*

*

Ads

Sabtu, 29 April 2017

Pendekar Sadis Jilid 014

Akan tetapi pendekar ini tidak tahu apa yang telah terjadi dengan dua orang wanita kembar ini. Sudah hampir tiga belas tahun dia tidak pernah bertemu dengan dua orang adik kandung lain ayah itu. Seperti telah diceritakan dalam kisah Pendekar Lembah Naga, Kui Lan dan Kui Lin adalah adik-adiknya seibu berlainan ayah dan mereka berdua telah menikah.

Perjumpaan Sin Liong dengan dua orang adiknya ini adalah ketika dia hadir dalam upacara pernikahan mereka.

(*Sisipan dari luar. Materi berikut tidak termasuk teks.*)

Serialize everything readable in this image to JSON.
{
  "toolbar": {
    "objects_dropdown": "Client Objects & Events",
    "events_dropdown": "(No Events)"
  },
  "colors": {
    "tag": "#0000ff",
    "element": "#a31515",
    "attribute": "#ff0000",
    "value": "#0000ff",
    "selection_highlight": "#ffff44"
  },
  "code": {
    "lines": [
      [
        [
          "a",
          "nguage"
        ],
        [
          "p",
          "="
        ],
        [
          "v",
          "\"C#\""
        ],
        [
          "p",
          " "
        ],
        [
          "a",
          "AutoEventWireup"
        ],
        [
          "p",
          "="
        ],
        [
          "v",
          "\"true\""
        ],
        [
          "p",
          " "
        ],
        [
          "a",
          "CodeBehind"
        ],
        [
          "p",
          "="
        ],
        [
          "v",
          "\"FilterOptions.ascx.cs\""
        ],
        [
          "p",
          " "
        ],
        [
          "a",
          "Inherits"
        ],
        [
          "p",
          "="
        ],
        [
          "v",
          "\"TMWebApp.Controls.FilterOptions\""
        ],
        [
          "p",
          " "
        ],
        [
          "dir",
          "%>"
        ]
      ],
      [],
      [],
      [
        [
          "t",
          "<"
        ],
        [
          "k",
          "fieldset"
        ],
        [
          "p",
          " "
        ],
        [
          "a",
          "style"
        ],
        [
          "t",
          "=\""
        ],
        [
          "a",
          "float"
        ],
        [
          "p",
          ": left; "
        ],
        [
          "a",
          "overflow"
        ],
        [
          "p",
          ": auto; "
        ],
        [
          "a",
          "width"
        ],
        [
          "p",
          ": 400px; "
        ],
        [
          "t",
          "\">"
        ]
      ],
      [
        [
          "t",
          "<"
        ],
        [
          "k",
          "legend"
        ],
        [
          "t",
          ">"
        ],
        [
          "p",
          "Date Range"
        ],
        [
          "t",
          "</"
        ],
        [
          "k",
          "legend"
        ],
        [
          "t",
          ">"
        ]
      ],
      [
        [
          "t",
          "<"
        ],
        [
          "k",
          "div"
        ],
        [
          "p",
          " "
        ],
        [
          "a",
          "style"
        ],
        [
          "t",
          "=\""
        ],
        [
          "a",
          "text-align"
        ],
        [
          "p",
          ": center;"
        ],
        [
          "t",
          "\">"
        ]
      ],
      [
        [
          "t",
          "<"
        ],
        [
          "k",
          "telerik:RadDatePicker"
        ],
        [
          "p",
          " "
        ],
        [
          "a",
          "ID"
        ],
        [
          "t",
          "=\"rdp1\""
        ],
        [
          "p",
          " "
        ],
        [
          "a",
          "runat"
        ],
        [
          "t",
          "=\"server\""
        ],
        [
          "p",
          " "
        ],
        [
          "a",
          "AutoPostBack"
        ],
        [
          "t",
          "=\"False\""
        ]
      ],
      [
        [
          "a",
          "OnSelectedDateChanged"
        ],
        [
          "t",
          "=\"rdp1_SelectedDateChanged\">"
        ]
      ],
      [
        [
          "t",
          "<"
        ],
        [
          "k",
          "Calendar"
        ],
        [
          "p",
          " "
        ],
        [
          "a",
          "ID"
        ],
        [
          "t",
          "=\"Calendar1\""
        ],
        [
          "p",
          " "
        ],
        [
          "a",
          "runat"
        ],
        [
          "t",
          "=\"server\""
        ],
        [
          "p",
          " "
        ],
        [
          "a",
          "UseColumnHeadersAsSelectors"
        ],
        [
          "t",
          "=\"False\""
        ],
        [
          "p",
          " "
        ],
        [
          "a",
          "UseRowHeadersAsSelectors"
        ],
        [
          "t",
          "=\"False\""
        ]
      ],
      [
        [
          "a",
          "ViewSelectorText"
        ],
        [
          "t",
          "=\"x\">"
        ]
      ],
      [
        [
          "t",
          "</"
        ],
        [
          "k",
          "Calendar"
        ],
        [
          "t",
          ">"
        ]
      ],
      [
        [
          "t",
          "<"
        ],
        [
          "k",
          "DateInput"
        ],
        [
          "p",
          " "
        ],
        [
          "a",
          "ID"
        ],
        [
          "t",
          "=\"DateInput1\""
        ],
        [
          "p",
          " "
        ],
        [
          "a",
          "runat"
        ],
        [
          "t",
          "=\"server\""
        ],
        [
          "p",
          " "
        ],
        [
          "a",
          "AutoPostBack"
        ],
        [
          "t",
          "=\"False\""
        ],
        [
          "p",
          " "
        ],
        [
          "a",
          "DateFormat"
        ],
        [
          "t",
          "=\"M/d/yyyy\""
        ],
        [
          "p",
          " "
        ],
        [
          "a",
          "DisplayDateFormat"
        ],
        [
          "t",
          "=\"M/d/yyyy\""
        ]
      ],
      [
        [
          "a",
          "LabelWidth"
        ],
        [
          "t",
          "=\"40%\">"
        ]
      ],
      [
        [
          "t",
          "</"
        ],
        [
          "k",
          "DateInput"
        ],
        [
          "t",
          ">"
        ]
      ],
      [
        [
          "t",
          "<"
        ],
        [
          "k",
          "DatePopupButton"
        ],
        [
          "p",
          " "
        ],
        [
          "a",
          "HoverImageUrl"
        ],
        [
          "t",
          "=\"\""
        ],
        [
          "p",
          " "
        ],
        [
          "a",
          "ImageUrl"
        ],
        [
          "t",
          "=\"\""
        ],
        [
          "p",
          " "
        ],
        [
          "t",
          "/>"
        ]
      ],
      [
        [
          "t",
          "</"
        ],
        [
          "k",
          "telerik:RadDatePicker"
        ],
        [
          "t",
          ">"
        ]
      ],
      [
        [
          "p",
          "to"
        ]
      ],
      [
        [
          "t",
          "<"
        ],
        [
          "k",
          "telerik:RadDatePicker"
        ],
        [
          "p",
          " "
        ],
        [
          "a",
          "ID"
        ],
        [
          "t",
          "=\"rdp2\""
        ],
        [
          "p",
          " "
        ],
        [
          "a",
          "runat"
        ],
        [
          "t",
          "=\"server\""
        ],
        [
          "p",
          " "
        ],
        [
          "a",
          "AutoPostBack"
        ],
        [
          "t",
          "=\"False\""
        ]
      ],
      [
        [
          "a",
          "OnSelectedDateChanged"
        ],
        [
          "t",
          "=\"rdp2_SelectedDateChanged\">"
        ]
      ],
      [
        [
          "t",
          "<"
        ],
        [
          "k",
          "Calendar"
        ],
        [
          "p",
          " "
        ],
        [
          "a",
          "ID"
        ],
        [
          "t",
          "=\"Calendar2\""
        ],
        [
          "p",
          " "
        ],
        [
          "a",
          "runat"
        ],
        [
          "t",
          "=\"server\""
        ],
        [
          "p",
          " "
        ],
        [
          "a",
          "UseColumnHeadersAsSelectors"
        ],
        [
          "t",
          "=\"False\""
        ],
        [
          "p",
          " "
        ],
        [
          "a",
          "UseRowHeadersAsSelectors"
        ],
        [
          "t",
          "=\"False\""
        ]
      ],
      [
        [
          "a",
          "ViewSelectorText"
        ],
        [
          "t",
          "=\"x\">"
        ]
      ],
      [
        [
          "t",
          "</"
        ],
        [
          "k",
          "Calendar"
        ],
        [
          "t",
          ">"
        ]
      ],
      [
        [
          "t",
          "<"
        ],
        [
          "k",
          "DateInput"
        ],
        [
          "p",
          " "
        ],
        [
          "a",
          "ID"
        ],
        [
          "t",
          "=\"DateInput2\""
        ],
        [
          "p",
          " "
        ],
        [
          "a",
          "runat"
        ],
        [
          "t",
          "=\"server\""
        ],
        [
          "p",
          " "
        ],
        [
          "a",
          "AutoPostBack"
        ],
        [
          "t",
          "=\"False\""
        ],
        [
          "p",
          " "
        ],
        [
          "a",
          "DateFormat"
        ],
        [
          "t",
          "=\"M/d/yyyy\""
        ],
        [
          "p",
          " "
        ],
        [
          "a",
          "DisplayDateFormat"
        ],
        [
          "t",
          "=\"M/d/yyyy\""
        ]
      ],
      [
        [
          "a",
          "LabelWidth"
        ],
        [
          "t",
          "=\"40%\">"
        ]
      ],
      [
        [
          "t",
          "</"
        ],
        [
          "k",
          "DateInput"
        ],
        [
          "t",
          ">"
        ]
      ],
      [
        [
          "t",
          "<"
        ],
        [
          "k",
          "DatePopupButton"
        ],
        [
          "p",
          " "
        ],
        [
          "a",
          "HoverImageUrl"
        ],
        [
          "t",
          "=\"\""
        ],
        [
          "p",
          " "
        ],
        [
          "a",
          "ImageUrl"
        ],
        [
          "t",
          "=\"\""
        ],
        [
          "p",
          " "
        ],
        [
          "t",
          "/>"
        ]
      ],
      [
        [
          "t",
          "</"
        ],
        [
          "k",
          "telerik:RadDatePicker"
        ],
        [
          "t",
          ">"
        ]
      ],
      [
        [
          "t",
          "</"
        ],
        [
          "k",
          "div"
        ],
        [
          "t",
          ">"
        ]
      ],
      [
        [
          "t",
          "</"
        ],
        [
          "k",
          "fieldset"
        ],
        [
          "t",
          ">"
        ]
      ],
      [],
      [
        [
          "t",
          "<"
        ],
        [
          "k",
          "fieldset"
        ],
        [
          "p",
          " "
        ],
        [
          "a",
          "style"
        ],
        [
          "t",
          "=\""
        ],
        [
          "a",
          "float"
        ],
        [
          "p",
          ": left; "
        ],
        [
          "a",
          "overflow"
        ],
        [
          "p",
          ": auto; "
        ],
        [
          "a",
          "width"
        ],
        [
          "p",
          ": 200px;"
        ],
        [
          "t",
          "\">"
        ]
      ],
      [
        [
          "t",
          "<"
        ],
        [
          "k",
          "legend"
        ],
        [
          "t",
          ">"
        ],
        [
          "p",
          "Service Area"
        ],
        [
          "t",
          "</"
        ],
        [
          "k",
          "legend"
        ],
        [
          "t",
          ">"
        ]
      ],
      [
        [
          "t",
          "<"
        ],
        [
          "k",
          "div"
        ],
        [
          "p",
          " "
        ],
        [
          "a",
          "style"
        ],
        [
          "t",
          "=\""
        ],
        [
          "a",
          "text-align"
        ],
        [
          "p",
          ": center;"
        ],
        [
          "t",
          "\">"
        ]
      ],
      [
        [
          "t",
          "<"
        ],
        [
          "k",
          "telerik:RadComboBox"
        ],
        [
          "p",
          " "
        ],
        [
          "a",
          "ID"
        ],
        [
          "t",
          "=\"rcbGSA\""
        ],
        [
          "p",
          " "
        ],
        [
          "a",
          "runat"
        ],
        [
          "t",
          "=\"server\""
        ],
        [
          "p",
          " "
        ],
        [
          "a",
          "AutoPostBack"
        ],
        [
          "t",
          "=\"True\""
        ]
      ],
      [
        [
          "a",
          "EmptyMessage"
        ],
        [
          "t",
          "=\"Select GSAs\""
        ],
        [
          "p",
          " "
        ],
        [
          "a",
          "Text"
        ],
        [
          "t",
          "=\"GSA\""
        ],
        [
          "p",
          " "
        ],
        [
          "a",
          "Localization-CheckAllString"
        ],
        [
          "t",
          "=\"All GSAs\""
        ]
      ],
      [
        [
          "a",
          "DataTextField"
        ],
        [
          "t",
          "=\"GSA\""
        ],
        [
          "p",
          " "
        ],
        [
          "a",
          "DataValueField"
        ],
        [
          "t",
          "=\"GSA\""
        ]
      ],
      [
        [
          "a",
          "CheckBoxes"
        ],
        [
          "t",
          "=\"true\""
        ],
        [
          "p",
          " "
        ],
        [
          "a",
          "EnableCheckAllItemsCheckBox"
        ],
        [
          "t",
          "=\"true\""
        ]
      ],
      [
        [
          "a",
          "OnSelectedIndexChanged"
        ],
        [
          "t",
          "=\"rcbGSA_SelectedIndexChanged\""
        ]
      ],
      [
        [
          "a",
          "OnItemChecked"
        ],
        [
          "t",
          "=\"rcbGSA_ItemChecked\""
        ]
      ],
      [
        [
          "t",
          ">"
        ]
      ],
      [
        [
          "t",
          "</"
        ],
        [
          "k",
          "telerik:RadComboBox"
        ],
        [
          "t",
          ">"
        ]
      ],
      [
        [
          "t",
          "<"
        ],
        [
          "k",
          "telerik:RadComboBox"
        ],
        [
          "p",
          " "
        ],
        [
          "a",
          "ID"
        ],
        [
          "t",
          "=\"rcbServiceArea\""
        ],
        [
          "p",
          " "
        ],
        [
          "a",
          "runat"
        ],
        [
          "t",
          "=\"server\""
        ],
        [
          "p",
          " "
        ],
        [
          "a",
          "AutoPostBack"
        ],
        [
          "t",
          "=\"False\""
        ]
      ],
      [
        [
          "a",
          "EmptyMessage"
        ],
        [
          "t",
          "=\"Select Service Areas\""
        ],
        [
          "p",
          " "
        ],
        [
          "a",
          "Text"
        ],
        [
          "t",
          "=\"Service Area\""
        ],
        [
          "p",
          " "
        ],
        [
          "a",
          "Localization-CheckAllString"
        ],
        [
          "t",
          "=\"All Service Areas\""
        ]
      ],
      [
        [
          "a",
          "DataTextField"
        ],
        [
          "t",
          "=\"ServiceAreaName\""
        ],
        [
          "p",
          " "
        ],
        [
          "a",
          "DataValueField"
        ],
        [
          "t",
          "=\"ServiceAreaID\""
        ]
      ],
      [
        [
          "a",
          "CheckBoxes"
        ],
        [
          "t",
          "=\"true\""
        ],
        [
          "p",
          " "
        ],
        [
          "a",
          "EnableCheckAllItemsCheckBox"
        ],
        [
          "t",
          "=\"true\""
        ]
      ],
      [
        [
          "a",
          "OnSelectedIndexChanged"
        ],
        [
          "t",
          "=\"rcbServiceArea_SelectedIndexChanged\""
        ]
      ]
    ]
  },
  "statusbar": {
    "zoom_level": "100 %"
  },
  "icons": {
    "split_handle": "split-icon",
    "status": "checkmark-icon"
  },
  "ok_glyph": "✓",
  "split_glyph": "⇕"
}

Untuk mengetahui apa yang telah terjadi dengan dua orang wanita kembar ini, sebaiknya kita menengok keadaan mereka di Su-couw.

Seperti telah diceritakan dalam kisah Pendekar Lembah Naga, mendiang Kui Hok Boan, yaitu ayah tiri Sin Liong atau ayah kandung Kui Lan dan Kui Lin, bersama anak-anaknya itu pindah ke Su-couw atau lebih tepat lagi di dalam keadaan tidak waras ingatannya dibawa pergi ke Su-couw oleh dua orang puteri kembarnya itu.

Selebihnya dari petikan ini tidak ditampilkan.